Nel 2023 sono state vendute nell'Ue circa 292mila tonnellate di agrofarmaci, un calo del 9% rispetto al 2022 e del 18% rispetto al 2021. Lo certificano i dati Eurostat, secondo cui si tratta del livello più basso dal 2011. Con il 14% l'Italia è insieme alla Germania il terzo Paese dell'Unione per acquisti di agrofarmaci dopo Francia (23%) e Spagna (18%). L'Ufficio statistico comunitario osserva tuttavia che i quattro Paesi in questione sono anche i maggiori produttori agricoli dell'Ue.

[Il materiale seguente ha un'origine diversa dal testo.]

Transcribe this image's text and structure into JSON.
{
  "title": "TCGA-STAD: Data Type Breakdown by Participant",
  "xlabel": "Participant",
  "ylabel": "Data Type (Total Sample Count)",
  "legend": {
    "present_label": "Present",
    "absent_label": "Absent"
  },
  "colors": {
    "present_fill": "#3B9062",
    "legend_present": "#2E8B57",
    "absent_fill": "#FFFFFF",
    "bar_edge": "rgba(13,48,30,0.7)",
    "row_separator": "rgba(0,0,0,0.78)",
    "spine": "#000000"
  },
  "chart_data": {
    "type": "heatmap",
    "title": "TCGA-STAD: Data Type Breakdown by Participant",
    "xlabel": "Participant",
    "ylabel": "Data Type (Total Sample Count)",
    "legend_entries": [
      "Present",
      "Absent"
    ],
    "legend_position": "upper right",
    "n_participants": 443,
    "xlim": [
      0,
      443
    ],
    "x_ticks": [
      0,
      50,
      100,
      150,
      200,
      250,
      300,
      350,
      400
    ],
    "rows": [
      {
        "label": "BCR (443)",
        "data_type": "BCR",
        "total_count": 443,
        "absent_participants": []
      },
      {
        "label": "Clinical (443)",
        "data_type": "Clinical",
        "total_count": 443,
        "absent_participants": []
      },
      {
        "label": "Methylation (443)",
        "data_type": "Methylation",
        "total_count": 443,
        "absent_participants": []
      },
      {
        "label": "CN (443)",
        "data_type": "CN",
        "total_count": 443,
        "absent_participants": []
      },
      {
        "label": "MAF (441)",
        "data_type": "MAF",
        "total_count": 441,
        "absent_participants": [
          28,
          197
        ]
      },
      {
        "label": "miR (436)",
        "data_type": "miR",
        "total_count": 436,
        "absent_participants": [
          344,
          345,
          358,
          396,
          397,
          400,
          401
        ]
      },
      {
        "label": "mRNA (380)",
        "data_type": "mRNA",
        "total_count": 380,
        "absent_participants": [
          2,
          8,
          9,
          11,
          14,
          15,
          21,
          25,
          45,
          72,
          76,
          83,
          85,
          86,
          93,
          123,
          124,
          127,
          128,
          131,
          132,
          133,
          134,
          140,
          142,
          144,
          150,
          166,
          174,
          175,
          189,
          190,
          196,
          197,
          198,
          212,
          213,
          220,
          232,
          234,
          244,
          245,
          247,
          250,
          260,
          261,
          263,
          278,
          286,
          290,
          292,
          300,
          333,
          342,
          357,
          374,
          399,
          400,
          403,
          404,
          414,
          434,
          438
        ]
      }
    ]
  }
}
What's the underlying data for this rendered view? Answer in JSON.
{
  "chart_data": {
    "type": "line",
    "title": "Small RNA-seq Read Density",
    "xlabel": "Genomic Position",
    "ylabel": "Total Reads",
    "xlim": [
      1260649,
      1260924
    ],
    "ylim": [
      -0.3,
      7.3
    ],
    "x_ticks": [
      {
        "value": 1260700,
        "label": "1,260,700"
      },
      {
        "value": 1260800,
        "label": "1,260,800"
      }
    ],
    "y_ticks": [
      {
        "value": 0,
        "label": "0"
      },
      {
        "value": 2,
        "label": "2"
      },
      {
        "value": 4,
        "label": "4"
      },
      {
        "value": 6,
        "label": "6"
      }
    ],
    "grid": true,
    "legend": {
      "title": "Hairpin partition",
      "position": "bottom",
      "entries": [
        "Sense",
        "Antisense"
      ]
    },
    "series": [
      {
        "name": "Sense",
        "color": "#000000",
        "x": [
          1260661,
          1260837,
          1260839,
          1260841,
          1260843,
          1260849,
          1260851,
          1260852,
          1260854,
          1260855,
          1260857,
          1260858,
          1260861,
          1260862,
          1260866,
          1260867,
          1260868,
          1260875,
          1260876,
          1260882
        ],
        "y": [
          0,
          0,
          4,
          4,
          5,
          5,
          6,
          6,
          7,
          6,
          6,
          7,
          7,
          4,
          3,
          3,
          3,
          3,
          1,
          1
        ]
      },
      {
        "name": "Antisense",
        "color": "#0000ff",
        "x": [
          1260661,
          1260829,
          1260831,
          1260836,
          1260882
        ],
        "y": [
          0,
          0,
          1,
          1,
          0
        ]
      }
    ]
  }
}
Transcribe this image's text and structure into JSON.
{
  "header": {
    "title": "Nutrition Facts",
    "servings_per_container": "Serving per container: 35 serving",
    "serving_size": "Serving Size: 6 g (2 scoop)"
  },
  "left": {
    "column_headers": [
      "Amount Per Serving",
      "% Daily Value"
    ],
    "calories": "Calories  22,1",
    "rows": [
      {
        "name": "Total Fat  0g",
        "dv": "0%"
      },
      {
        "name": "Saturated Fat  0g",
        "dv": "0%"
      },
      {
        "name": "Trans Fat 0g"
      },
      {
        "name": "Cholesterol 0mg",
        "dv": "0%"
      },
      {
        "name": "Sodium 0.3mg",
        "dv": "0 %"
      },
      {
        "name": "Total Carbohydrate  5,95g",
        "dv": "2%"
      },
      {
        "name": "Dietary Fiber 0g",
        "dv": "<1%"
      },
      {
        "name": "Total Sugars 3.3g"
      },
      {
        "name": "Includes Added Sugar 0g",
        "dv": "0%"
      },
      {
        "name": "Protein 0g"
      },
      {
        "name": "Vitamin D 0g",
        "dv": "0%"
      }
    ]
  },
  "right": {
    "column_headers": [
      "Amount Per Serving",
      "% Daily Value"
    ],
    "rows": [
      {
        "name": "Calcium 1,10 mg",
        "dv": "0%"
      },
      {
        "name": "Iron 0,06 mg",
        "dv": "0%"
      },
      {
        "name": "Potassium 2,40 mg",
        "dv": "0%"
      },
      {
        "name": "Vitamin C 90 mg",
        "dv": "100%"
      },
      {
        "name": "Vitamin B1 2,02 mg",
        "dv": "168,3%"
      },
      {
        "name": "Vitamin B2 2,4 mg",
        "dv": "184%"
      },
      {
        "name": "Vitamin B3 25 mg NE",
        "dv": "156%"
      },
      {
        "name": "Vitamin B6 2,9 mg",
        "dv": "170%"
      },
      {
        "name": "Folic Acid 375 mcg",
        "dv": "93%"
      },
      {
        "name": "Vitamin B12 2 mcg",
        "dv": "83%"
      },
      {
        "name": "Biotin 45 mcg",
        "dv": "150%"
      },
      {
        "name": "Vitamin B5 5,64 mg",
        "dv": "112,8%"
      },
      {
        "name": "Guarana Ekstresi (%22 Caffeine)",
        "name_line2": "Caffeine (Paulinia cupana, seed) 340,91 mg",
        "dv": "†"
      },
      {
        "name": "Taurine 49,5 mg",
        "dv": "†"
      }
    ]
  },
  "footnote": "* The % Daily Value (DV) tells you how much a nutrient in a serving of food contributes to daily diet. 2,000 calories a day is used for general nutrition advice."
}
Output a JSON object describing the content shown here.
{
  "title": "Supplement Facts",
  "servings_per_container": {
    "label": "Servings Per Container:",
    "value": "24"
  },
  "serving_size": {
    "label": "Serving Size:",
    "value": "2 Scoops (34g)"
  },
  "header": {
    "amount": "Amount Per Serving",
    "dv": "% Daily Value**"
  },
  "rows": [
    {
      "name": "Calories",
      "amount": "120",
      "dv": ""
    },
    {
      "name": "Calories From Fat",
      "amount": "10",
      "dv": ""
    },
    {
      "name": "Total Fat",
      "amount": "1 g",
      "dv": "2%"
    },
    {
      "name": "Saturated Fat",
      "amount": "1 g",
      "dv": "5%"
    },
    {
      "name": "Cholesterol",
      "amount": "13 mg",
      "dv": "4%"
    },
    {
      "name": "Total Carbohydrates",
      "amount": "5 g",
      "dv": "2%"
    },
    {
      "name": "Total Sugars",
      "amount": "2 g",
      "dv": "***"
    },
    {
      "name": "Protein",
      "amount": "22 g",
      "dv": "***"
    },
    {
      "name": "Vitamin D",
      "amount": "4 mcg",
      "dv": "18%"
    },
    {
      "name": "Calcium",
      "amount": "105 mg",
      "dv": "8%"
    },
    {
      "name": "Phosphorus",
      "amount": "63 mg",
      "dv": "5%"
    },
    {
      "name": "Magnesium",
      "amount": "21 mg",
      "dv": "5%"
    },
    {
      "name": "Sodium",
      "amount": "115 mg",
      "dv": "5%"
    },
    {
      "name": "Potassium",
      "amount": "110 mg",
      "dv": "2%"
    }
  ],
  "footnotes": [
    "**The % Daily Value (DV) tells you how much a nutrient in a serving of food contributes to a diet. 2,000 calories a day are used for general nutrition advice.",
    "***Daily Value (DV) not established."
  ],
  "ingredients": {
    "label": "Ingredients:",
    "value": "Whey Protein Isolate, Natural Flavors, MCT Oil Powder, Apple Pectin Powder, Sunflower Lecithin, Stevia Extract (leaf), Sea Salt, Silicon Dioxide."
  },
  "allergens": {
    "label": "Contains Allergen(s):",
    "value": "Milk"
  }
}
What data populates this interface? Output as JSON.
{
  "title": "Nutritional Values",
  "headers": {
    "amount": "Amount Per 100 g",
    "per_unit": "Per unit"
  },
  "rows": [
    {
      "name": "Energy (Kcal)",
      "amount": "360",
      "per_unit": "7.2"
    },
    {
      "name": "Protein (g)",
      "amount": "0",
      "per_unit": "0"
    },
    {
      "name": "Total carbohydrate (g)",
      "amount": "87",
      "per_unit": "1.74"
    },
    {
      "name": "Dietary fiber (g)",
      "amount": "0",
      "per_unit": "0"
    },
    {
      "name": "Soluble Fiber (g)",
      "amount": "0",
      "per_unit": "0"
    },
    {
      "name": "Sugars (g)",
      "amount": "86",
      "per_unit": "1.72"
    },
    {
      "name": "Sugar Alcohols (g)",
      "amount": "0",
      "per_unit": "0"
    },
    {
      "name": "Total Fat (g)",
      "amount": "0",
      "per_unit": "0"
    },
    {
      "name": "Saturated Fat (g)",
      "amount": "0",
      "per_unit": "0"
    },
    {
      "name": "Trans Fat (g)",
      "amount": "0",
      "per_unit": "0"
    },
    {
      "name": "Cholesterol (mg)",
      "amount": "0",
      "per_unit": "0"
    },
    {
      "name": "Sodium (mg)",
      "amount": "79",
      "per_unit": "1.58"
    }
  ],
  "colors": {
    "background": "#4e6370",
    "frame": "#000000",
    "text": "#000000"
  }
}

Nonostante i livelli ancora elevati, l'Italia è insieme al Portogallo il Paese che ha ridotto di più la vendita di agrofarmaci tra il 2011 e il 2023 (-44%) seguiti da Irlanda e Slovenia (ciascuno in calo del 38%). Di contro, si sono registrati volumi di vendita più elevati in cinque Paesi dell'Ue, con gli aumenti più significativi osservati in Lettonia (+55%), Austria (+52%) e Lituania (+11%). Le principali categorie vendute sono "fungicidi e battericidi" (39% dei volumi di vendita), "erbicidi, distruttori di foglie e diserbanti" (36%) e "insetticidi e acaricidi" (17%).

Confcooperative: bene, ma servono alternative
«I dati resi noti da Eurostat che attestano il minimo storico delle vendite di fitofarmaci in Italia e in Europa sono il risultato del grande lavoro dei nostri agricoltori e di tutte le strutture di assistenza tecnica, a partire da quelle delle nostre cooperative – commenta il presidente di Fedagripesca Confcooperative Raffaele Drei –. Andrebbe però valutato il sacrificio in termini di perdita di produzione che incombe su molte filiere: l’agricoltura italiana rischia di pagare davvero a caro prezzo la progressiva riduzione dei principi attivi autorizzati per la difesa delle colture. Siamo in una strada che rischia di essere senza ritorno».
Il crollo delle vendite in Europa stride ancora di più con quanto invece accade nel resto del mondo. «In un Paese come il Brasile – sottolinea Drei – si registrano nuove autorizzazioni, al ritmo di centinaia ogni anno. E le aziende che producono i principi attivi riescono ad ottenere nel giro di soli due anni l’autorizzazione all’utilizzo, mentre in Europa occorrono all’incirca dieci anni per riuscire ad avere l’autorizzazione a una nuova molecola».
«Non c’è più tempo. Abbiamo l’urgenza di veder sviluppare nuove alternative, incluse le Tea e che vengano snellite le procedure – avverte Drei –. La ricerca privata fatica a investire nello studio di nuove molecole in Europa, proprio perché il processo di registrazione di nuovi prodotti fitosanitari risulta troppo oneroso e complicato, con il rischio di vederseli poi revocare in pochi anni».